Fortunately for all of us, in the short-shorts department there's also Miss Kobayashi's Dragon Maid S, little bit-size pieces of joy to tide us over until the next full season of the show. Because they're only a minute and forty-four seconds long, there isn't much time per episode, but what we do get is charming. The first episode simply covers Tohru deliberately waiting too long to wake Miss Kobayashi up for work so that she has no choice but to let the dragon fly her there. It's simple but sweet – we get a good grasp of how the two women feel about each other in the way that they interact, with Miss Kobayashi perhaps a bit exasperated with her dragon maid, but not actually angry, because she basically recognizes Tohru's actions as being born out of affection. The animation is also surprisingly nice for something that's plainly meant as a sop to those waiting for season two: Tohru's tail flopping out of her skirt looks particularly good. I wish it was longer, but I'm also not going to complain, because getting to spend any time with these characters is a treat.
Finally, the season's shorts round out with Let's Make a Mug Too. At fourteen minutes, this is the longest of the short-form series, and how you feel about it may be up to how much you enjoy CGCT shows and pottery. The story follows Himeno, who has moved back with her father to her deceased mother's hometown, where he plans to run a café with his mother-in-law. Himeno's mom was a famous potter who died twelve-odd years ago, a fact which has somehow escaped her legions of local fans; they appear to simply know that she's stopped throwing pots. Himeno seems never to have had any strong feelings about using a potter's wheel until she meets her super-perky new classmate and pottery enthusiast, and suddenly, somewhat to her dad's chagrin, she's interested in learning. It's implied that Mom may have worked herself to death, or at least ignored her health in the interest of continuing to make art, which certainly would explain Himeno's father's lack of enthusiasm. From watching my father throw pots, it looks as if the actual technique is pretty sound (and in the spirit of our heroine, I'll just announce that he took up pottery after he retired and needed a hobby), and each animated episode is followed by a live-action segment to help you learn more. It's not thrilling and the perky friend could get annoying VERY quickly, but this could be a nice relaxing way to spend fifteen minutes once a week.
Let's Make a Mug Too
I'm not really that big on short-form anime. Sometimes I'll check out a show if there's a unique hook or some interesting animation ideas – like with Rinshi!! Ekoda-chan – but usually I just prefer to sit down with a full half-hour episode over something half- or quarter-length. I'm also not big on slice-of-life hobby stuff, so I doubt I'll be watching any more of Let's Make a Mug Too. But if you're somebody more inclined to this style of anime, this seems like an easy winner.
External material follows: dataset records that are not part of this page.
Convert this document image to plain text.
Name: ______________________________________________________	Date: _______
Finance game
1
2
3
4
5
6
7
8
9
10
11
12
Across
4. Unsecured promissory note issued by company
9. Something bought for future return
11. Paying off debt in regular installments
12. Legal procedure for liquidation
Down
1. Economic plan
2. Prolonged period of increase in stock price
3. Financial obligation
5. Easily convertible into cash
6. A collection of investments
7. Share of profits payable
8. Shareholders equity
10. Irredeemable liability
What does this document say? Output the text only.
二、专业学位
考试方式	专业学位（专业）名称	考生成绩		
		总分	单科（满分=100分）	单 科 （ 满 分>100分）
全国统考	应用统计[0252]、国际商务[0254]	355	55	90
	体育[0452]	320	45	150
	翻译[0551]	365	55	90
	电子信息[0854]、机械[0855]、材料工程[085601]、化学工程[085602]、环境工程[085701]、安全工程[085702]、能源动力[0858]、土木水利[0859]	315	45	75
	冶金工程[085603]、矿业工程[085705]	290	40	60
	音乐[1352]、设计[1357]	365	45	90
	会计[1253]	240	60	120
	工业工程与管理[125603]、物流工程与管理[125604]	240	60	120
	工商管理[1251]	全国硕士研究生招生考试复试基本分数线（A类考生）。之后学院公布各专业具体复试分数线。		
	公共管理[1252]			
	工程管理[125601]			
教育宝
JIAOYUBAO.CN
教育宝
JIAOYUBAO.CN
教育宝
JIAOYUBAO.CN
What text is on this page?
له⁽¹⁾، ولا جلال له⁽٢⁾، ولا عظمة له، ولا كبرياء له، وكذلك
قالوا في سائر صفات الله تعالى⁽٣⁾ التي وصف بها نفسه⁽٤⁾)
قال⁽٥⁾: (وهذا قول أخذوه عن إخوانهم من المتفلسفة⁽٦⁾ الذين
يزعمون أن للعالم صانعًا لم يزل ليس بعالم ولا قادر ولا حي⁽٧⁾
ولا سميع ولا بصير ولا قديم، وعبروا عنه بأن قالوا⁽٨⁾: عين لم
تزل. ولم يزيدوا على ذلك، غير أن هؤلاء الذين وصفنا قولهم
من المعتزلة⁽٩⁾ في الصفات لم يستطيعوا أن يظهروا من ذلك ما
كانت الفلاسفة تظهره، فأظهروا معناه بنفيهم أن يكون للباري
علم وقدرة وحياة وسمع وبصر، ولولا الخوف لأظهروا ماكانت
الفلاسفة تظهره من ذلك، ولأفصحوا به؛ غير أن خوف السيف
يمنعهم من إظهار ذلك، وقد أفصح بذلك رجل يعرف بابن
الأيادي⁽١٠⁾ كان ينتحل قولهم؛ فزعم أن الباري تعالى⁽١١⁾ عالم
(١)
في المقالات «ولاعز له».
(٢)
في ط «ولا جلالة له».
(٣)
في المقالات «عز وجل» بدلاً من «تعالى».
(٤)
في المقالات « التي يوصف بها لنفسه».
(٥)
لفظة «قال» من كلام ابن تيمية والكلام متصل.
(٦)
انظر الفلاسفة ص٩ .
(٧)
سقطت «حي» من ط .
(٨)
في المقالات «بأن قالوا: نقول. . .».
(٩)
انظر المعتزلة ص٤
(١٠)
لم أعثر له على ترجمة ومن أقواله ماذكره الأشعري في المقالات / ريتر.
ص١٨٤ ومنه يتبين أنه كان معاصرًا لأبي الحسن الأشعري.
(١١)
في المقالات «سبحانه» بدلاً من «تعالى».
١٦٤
There's surprisingly little time spent on the central hobby of pottery this episode, but that's actually a good thing. Rather than diving into the deep end of the process and details of making handmade pottery, this premiere takes its time to build up an emotional attachment to it instead. Lead heroine Himeno could have just been a newbie who thinks pottery is super neat, but instead we focus on her hazy memories of practicing as a child with her late mother. So instead of being a simple exaltation of how totally cool pottery is, it becomes a way for her to reconnect with a lost loved one. I especially appreciate the scene with her father at the end, which gives both characters enough depth to feel worthwhile even if you have no interest in making a mug, too.
Gloomy the Naughty Grizzly
Gloomy the Naughty Grizzly, on the other hand, is more what I expect from super short anime. It's a 60-second series built around 1 joke and 1 marketable mascot character, punctuated with cartoon violence and bloodshed as the punchline. It honestly feels a little silly to talk about what amounts to 45 seconds of Happy Tree Friends when it probably takes longer to read this review than it does to watch an episode. Suffice to say, if you're just really into barely animated cartoon violence, sure, why not spend 1 minute a week on this? Otherwise it's pretty bear-en. Ba-dum-tish.